Air Source Versus Ground Source Commercial Heat Pumps

A common question we get asked by prospective customers is whether they should be installing an air source or ground source heat pump.

The answer, as always, is context dependent. At Clade we manufacture and install air or ground heat pumps depending on the specific requirements of the customer and the environmental conditions of the site.

In this blog we’re going to dive into the major differences between commercial air and ground source heat pumps and when they are and aren’t appropriate.

Commercial air source heat pumps

You’ll likely have seen air source heat pumps on commercial buildings before – they are typically installed outside or on the roof of a building. They represent about 87% of heat pumps in the UK.
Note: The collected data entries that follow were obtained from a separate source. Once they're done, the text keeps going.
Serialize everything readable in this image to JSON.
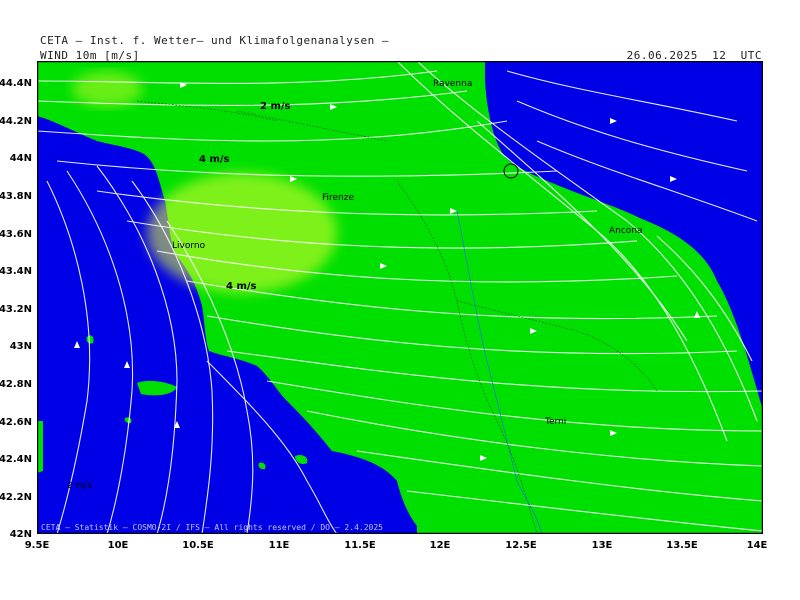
{
  "header": {
    "institution": "CETA – Inst. f. Wetter– und Klimafolgenanalysen –",
    "field_label": "WIND_10m_[m/s]",
    "datetime": "26.06.2025  12  UTC"
  },
  "axes": {
    "lat_ticks": [
      "44.4N",
      "44.2N",
      "44N",
      "43.8N",
      "43.6N",
      "43.4N",
      "43.2N",
      "43N",
      "42.8N",
      "42.6N",
      "42.4N",
      "42.2N",
      "42N"
    ],
    "lon_ticks": [
      "9.5E",
      "10E",
      "10.5E",
      "11E",
      "11.5E",
      "12E",
      "12.5E",
      "13E",
      "13.5E",
      "14E"
    ],
    "lat_range": [
      42,
      44.5
    ],
    "lon_range": [
      9.5,
      14
    ]
  },
  "map": {
    "speed_labels": [
      "2 m/s",
      "4 m/s",
      "4 m/s",
      "2 m/s"
    ],
    "cities": [
      "Ravenna",
      "Firenze",
      "Livorno",
      "Ancona",
      "Terni"
    ],
    "footer_note": "CETA – Statistik – COSMO-2I / IFS – All rights reserved / DO – 2.4.2025",
    "colors": {
      "low_wind": "#0000e6",
      "mid_wind": "#00e000",
      "high_wind": "#e6ff30",
      "streamlines": "#ffffff",
      "borders": "#333333"
    }
  }
}
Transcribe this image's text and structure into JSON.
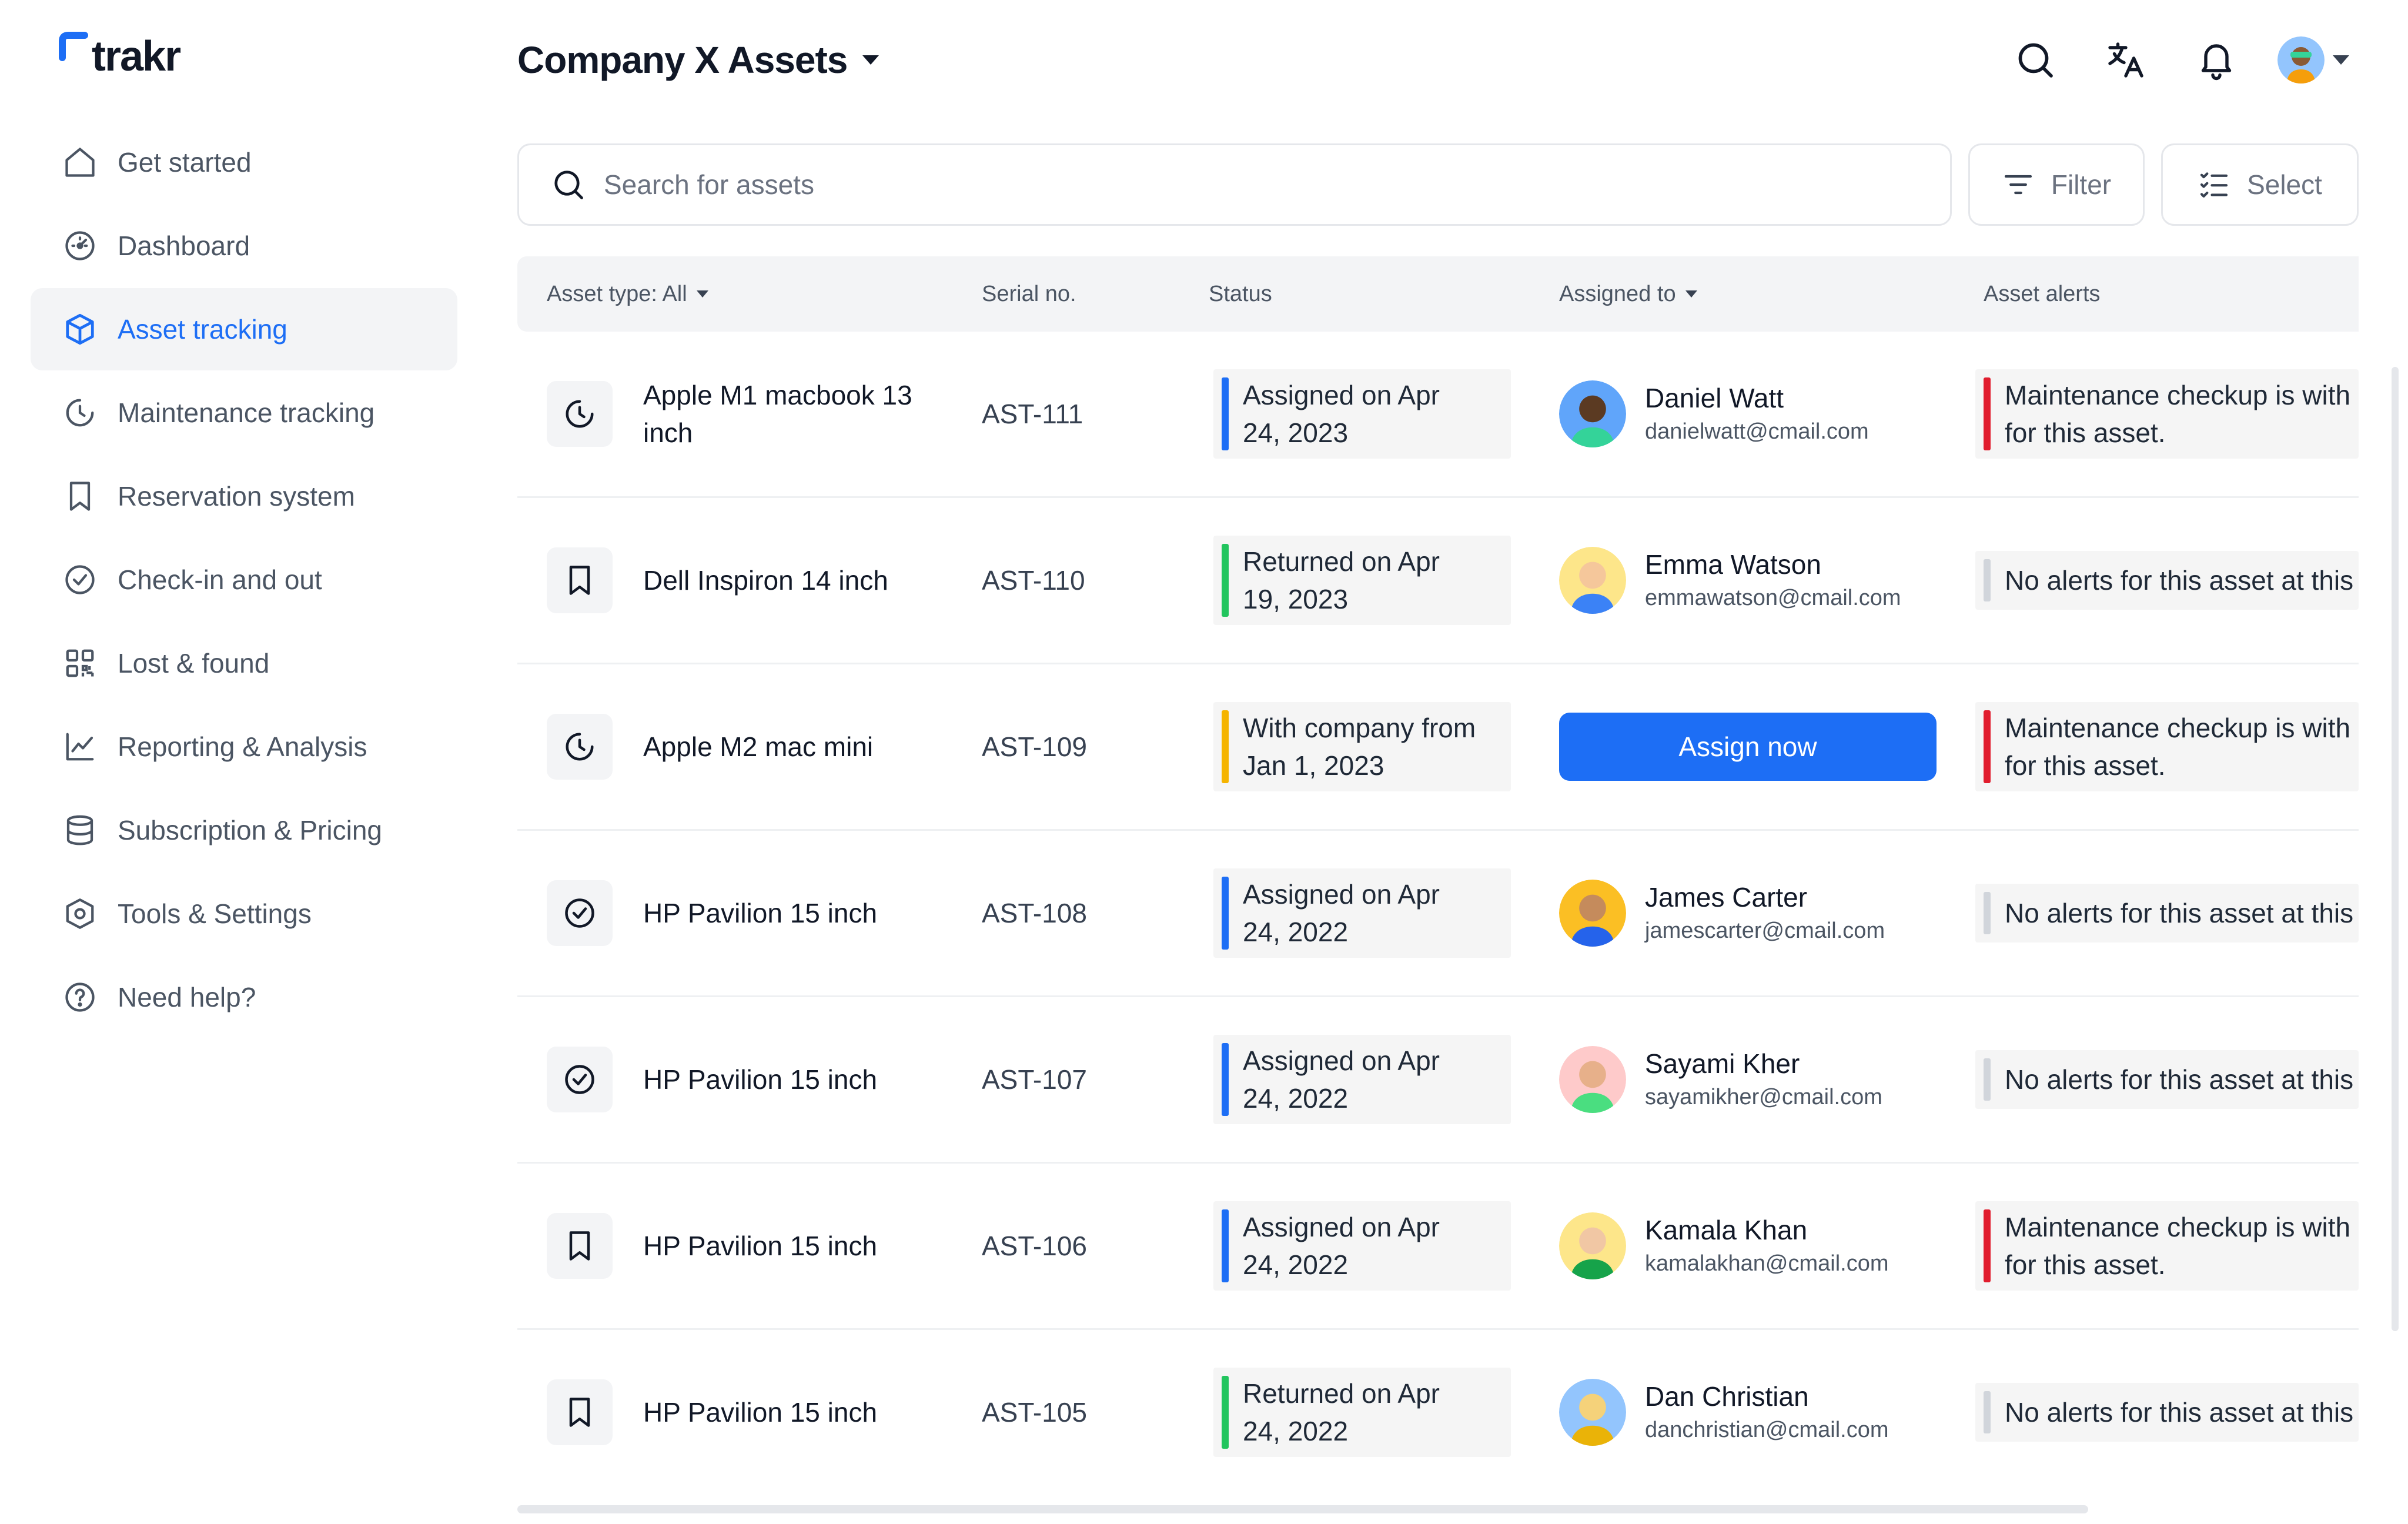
{
  "app": {
    "logo_text": "trakr",
    "title": "Company X Assets"
  },
  "sidebar": {
    "items": [
      {
        "label": "Get started",
        "icon": "home-icon",
        "active": false
      },
      {
        "label": "Dashboard",
        "icon": "gauge-icon",
        "active": false
      },
      {
        "label": "Asset tracking",
        "icon": "cube-icon",
        "active": true
      },
      {
        "label": "Maintenance tracking",
        "icon": "clock-icon",
        "active": false
      },
      {
        "label": "Reservation system",
        "icon": "bookmark-icon",
        "active": false
      },
      {
        "label": "Check-in and out",
        "icon": "check-circle-icon",
        "active": false
      },
      {
        "label": "Lost & found",
        "icon": "qr-code-icon",
        "active": false
      },
      {
        "label": "Reporting & Analysis",
        "icon": "line-chart-icon",
        "active": false
      },
      {
        "label": "Subscription & Pricing",
        "icon": "database-icon",
        "active": false
      },
      {
        "label": "Tools & Settings",
        "icon": "hex-settings-icon",
        "active": false
      },
      {
        "label": "Need help?",
        "icon": "help-circle-icon",
        "active": false
      }
    ]
  },
  "header": {
    "icons": [
      "search-icon",
      "translate-icon",
      "bell-icon",
      "user-avatar"
    ]
  },
  "search": {
    "placeholder": "Search for assets",
    "value": ""
  },
  "toolbar": {
    "filter_label": "Filter",
    "select_label": "Select"
  },
  "table": {
    "columns": {
      "asset_type": "Asset type: All",
      "serial": "Serial no.",
      "status": "Status",
      "assigned": "Assigned to",
      "alerts": "Asset alerts"
    },
    "rows": [
      {
        "type_icon": "clock-icon",
        "name": "Apple M1 macbook 13 inch",
        "serial": "AST-111",
        "status": "Assigned on Apr 24, 2023",
        "status_color": "#1d6ef5",
        "person_name": "Daniel Watt",
        "person_email": "danielwatt@cmail.com",
        "alert": "Maintenance checkup is with for this asset.",
        "alert_color": "#e11d2e"
      },
      {
        "type_icon": "bookmark-icon",
        "name": "Dell Inspiron 14 inch",
        "serial": "AST-110",
        "status": "Returned on Apr 19, 2023",
        "status_color": "#22c55e",
        "person_name": "Emma Watson",
        "person_email": "emmawatson@cmail.com",
        "alert": "No alerts for this asset at this",
        "alert_color": "#d1d5db"
      },
      {
        "type_icon": "clock-icon",
        "name": "Apple M2 mac mini",
        "serial": "AST-109",
        "status": "With company from Jan 1, 2023",
        "status_color": "#f5b400",
        "assign_label": "Assign now",
        "alert": "Maintenance checkup is with for this asset.",
        "alert_color": "#e11d2e"
      },
      {
        "type_icon": "check-circle-icon",
        "name": "HP Pavilion 15 inch",
        "serial": "AST-108",
        "status": "Assigned on Apr 24, 2022",
        "status_color": "#1d6ef5",
        "person_name": "James Carter",
        "person_email": "jamescarter@cmail.com",
        "alert": "No alerts for this asset at this",
        "alert_color": "#d1d5db"
      },
      {
        "type_icon": "check-circle-icon",
        "name": "HP Pavilion 15 inch",
        "serial": "AST-107",
        "status": "Assigned on Apr 24, 2022",
        "status_color": "#1d6ef5",
        "person_name": "Sayami Kher",
        "person_email": "sayamikher@cmail.com",
        "alert": "No alerts for this asset at this",
        "alert_color": "#d1d5db"
      },
      {
        "type_icon": "bookmark-icon",
        "name": "HP Pavilion 15 inch",
        "serial": "AST-106",
        "status": "Assigned on Apr 24, 2022",
        "status_color": "#1d6ef5",
        "person_name": "Kamala Khan",
        "person_email": "kamalakhan@cmail.com",
        "alert": "Maintenance checkup is with for this asset.",
        "alert_color": "#e11d2e"
      },
      {
        "type_icon": "bookmark-icon",
        "name": "HP Pavilion 15 inch",
        "serial": "AST-105",
        "status": "Returned on Apr 24, 2022",
        "status_color": "#22c55e",
        "person_name": "Dan Christian",
        "person_email": "danchristian@cmail.com",
        "alert": "No alerts for this asset at this",
        "alert_color": "#d1d5db"
      }
    ]
  },
  "colors": {
    "accent": "#1d6ef5"
  }
}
This type of heat pump takes heat energy from the air and, using electricity to drive a thermodynamic cycle, transfers it to the interior of the building.

Air source heat pumps have a reputation for producing lower flow temperatures than conventional gas boilers. We consider this misleading because a heat pump which uses CO2 as the working fluid, such as the ones we make at Clade, can deliver temperatures that match those of conventional gas boilers.
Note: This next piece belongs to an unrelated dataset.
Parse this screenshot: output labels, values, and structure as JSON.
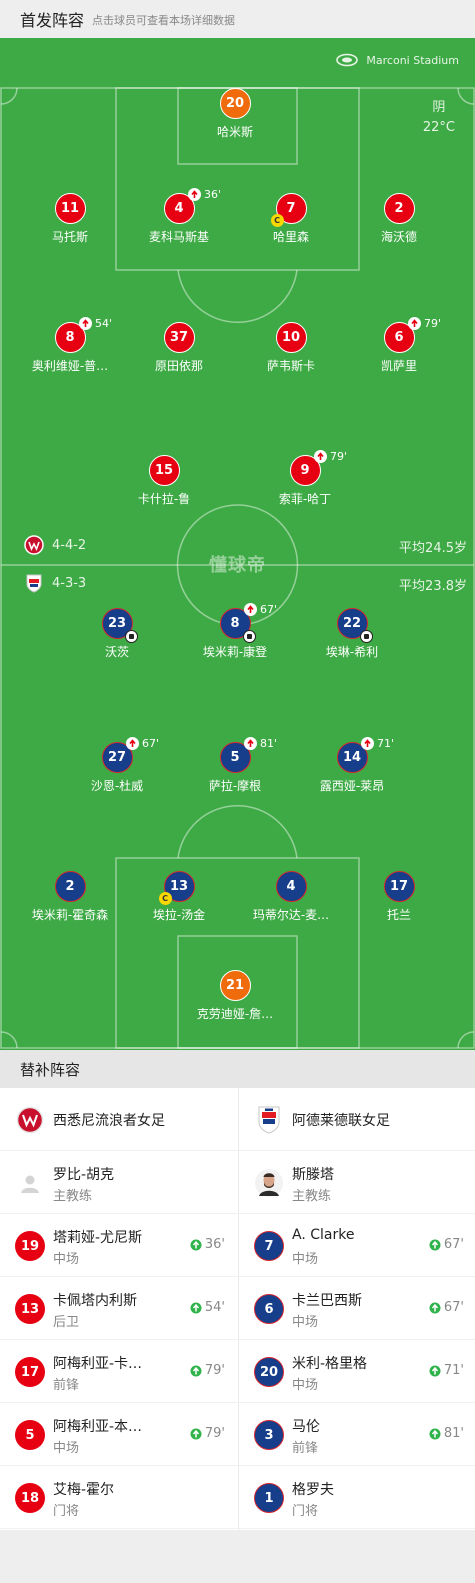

This means that, for the people inside the building, there is absolutely no difference whether the room is heated by burning natural gas or running an air source heat pump.
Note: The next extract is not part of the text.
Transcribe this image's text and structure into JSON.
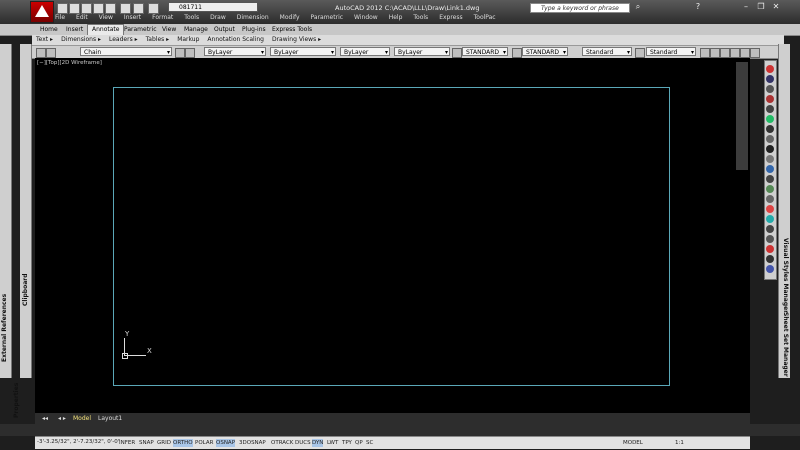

Air source heat pumps can be less efficient when the outside air temperature is very low. They’ll still work perfectly well, but this does mean that for certain situations a ground source heat pump can be more attractive. Without noise abatement they are also noisier than ground source heat pumps. Finally they take up more above ground space as the heat collectors requires clear air flow to be effective.

Commercial ground source heat pumps

While air source heat pumps are still the most common in the UK, ground source heat pumps are becoming increasingly common across Europe and the USA.

A ground source heat pump uses a ground loop or borehole to extract heat from the ground but otherwise functions in the same way as an air source heat pump.

Ground source heat pumps are generally more efficient than air source heat pumps because the ground is a more consistent temperature year-round than the air. If the ground loop is big enough, they will maintain efficiency more consistently through the seasons than air source heat pumps which means they can be more attractive for owner occupiers who have an interest in low running costs.

You can read more about how heat pump efficiency is calculated in our blog here.

The drawbacks of ground source heat pumps when compared to air source are space and cost. Ground source heat pumps need a ground loop or borehole array, which can be disruptive and expensive to install, and the unit itself is typically housed inside a building. Air source heat pumps can sit entirely outside the building and are cheaper to install.

Currently, ground source heat pumps only make up 9% of heat pumps in the UK but this figure is bound to grow, especially if shared ground arrays become commercially available.

Conclusion

At Clade we are source-agnostic when it comes to commercial heat pump installations. We do not believe one or the other is ‘better’ – it really comes down to the building specifications, environment, existing infrastructure and heating requirements of the customer.